Department of Life Sciences, School of Science, University of Management and Technology, Lahore, Pakistan.
Riphah College of Rehabiliation and Allied Health Sciences, Riphah International University, Lahore, Pakistan.
J Med Virol. 2020 Dec;92(12):3868-3870. doi: 10.1002/jmv.25931. Epub 2020 May 17.

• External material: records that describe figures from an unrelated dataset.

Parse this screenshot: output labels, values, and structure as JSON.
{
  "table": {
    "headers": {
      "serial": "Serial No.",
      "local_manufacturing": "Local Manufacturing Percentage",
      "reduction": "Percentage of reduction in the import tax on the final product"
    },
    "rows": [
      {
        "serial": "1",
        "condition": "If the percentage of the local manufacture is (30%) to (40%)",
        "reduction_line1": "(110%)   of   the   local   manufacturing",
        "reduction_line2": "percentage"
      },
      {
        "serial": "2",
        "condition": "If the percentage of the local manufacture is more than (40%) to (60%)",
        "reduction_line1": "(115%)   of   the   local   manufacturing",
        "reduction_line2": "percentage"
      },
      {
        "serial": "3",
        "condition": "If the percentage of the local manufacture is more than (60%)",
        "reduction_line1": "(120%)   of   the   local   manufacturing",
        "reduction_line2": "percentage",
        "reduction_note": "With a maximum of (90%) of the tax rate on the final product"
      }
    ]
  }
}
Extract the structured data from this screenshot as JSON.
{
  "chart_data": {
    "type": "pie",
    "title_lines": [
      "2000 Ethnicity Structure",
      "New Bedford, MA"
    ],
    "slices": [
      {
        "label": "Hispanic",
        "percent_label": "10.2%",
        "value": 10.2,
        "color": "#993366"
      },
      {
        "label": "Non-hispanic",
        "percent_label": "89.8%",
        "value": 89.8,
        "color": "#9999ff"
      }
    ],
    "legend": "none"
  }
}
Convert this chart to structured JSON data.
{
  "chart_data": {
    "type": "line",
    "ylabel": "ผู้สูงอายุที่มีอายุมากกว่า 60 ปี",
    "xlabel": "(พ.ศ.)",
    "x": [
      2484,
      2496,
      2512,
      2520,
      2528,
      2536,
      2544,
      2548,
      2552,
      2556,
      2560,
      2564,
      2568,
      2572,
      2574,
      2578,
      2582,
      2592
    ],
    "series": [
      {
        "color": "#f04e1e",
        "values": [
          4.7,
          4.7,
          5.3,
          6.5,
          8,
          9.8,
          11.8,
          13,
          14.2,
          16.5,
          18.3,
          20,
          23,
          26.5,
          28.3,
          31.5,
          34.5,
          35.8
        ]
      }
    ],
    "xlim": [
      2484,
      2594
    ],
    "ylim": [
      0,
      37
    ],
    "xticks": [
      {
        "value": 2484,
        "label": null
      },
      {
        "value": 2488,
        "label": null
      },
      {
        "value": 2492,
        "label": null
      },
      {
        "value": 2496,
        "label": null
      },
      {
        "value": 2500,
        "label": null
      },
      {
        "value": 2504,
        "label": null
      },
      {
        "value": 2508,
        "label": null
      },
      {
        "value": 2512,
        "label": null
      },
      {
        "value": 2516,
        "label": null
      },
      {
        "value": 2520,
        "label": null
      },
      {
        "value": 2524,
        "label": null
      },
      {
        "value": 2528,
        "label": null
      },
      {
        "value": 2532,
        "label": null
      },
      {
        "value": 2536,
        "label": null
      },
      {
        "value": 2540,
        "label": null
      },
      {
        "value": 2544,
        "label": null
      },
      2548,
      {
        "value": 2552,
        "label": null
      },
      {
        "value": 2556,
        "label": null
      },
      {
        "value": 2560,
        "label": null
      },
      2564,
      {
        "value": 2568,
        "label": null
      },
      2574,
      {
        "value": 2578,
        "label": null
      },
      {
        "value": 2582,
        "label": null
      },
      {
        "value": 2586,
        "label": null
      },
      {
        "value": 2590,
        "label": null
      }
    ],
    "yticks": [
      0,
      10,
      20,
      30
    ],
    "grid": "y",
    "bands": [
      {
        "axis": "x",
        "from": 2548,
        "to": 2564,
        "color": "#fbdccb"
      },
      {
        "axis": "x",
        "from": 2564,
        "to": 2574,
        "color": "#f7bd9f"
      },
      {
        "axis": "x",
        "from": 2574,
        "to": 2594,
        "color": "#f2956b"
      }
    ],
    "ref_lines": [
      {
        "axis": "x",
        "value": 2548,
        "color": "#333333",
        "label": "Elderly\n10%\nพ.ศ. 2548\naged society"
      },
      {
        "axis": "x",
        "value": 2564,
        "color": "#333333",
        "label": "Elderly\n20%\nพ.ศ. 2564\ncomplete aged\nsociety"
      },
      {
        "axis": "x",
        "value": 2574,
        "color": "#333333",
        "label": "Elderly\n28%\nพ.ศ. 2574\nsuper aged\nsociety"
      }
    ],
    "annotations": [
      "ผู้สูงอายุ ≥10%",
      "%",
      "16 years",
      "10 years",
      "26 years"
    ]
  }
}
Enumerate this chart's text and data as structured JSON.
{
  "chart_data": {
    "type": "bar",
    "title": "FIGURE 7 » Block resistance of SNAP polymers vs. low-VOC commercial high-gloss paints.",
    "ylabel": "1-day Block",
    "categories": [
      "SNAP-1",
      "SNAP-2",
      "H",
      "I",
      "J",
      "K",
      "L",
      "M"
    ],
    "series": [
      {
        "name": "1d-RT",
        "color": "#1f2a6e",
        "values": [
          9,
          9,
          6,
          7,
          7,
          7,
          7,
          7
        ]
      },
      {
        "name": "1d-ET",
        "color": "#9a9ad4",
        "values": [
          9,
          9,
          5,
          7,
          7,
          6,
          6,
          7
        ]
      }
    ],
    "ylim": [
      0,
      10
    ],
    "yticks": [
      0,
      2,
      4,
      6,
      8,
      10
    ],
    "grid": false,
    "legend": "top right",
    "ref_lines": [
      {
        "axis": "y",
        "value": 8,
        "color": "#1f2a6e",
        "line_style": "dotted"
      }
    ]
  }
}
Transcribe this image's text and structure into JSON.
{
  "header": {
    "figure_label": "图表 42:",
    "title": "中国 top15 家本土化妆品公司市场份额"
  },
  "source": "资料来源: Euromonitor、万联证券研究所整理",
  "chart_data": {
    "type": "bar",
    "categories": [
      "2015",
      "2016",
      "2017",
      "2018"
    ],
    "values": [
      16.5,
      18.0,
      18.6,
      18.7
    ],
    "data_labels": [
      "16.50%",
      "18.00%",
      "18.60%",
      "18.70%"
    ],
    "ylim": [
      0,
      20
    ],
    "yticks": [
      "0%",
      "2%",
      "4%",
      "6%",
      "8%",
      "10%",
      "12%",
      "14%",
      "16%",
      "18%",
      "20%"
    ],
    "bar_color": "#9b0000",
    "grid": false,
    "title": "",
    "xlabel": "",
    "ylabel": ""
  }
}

The recent development of direct-acting antiviral (DAA) drugs has revolutionized the area of hepatitis C virus (HCV) therapeutics but the efficacy and clinical outcome of interferon (IFN)-free therapy have not been extensively studied yet. We observed a dramatic increase in hypothyroidism among patients treated with sofosbuvir, IFN, and ribavirin. This is the first prospective study of the thyroid dysfunction in DAA drugs treated patients. This study compared the risk of hypothyroidism in two different groups of HCV patients treated with different DAA drugs regimens that were sofosbuvir + pegylated-IFN-α + ribavirin and sofosbuvir + daclatasvir + ribavirin. Our findings highlight the periodic screening of serum thyroid-stimulating hormone and T4 levels in HCV infected patients during the treatment and posttreatment.
直接作用抗病毒(DAA)药物的最新发展彻底改变了丙型肝炎病毒(HCV)治疗领域,但干扰素(IFN)免费治疗的疗效和临床结果尚未得到广泛研究。我们观察到接受索非布韦、IFN 和利巴韦林治疗的患者中甲状腺功能减退症显著增加。这是第一项关于 DAA 药物治疗患者甲状腺功能障碍的前瞻性研究。本研究比较了两种不同 DAA 药物方案治疗的 HCV 患者的甲状腺功能减退症风险,方案分别为索非布韦+聚乙二醇干扰素-α+利巴韦林和索非布韦+达卡他韦+利巴韦林。我们的研究结果强调了在 HCV 感染患者治疗和治疗后期间定期筛查血清促甲状腺激素和 T4 水平。